Die Gewerkschaften, aber auch Organisationen wie der ZDH, lehnen die Dienstleistungskarte ab. Denn von einem fairen Wettbewerb kann nur dann die Rede sein, wenn alle an einem Ort angebotenen Dienstleistungen denselben Regeln unterliegen! Und dafür ist es notwendig, dass die Behörden vor Ort die Einhaltung der Regulierungen effektiv und einheitlich kontrollieren und durchsetzen können. Die Dienstleistungskarte hebelt eine einheitliche und effektive Kontrolle aus. Deshalb trägt sie zum Abbau wichtiger sozialer und qualitativer Standards bei und untergräbt den fairen Wettbewerb.

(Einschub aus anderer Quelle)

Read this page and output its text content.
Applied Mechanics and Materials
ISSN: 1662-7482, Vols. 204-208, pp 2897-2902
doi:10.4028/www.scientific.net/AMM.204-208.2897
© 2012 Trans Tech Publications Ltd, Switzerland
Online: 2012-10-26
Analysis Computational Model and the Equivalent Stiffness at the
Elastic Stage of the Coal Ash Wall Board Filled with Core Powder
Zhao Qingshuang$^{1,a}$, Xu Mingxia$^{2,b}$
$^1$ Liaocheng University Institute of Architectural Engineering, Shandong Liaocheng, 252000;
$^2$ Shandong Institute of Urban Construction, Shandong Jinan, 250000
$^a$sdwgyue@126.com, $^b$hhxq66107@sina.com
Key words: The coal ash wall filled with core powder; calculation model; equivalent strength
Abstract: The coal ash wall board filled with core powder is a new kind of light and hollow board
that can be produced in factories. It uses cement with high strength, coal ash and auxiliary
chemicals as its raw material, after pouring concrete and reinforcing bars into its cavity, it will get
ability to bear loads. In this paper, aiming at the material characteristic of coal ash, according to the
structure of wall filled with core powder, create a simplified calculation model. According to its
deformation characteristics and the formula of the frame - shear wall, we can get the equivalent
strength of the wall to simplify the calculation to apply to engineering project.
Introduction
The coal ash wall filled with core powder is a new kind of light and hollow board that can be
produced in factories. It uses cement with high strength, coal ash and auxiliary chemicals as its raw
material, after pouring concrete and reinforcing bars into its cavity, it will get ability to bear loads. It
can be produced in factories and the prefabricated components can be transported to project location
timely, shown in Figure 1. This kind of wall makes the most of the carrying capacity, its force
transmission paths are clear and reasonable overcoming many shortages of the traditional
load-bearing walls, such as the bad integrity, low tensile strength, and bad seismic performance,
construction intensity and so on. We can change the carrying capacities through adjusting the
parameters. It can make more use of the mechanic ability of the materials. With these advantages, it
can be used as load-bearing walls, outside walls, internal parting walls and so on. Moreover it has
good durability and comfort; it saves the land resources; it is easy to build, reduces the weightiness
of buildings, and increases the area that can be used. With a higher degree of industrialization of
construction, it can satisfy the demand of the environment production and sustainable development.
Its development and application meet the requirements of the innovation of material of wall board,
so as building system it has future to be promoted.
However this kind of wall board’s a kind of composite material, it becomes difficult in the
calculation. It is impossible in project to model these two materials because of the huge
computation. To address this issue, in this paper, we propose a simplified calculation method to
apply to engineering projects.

Die EU-Kommission bringt den Vorschlag zur Dienstleistungskarte zu einer Zeit, in der bereits viele EU-Länder tief in die Misere geraten sind aufgrund der Eurokrise und der nachfolgenden Austeritätspolitik mit Kürzung der Staatsausgaben bei Sozialleistungen, Renten, Investitionen und Gehältern. In den Krisenländern ist die Jugendarbeitslosigkeit riesig. Die Einkommensunterschiede zwischen den europäischen Ländern wurden in den letzten Jahren noch größer. Viele Menschen verabschieden sich enttäuscht von der europäischen Integration und wenden sich wieder nationalen Lösungen zu.

Jetzt muss die EU in die Zukunft investieren und mehr für soziale Sicherheit und Rechte der Bürgerinnen und Bürger tun. Eine Dienstleistungskarte, die zum Abbau von Verbraucher- und Arbeitsschutz, sozialer Sicherheit und Qualität beiträgt, wird die europäischen Probleme nicht lösen. Sie wird die Legitimationskrise der Europäischen Union nur noch verstärken. So lässt sich die Vision eines sozialen Europas bestimmt nicht erreichen!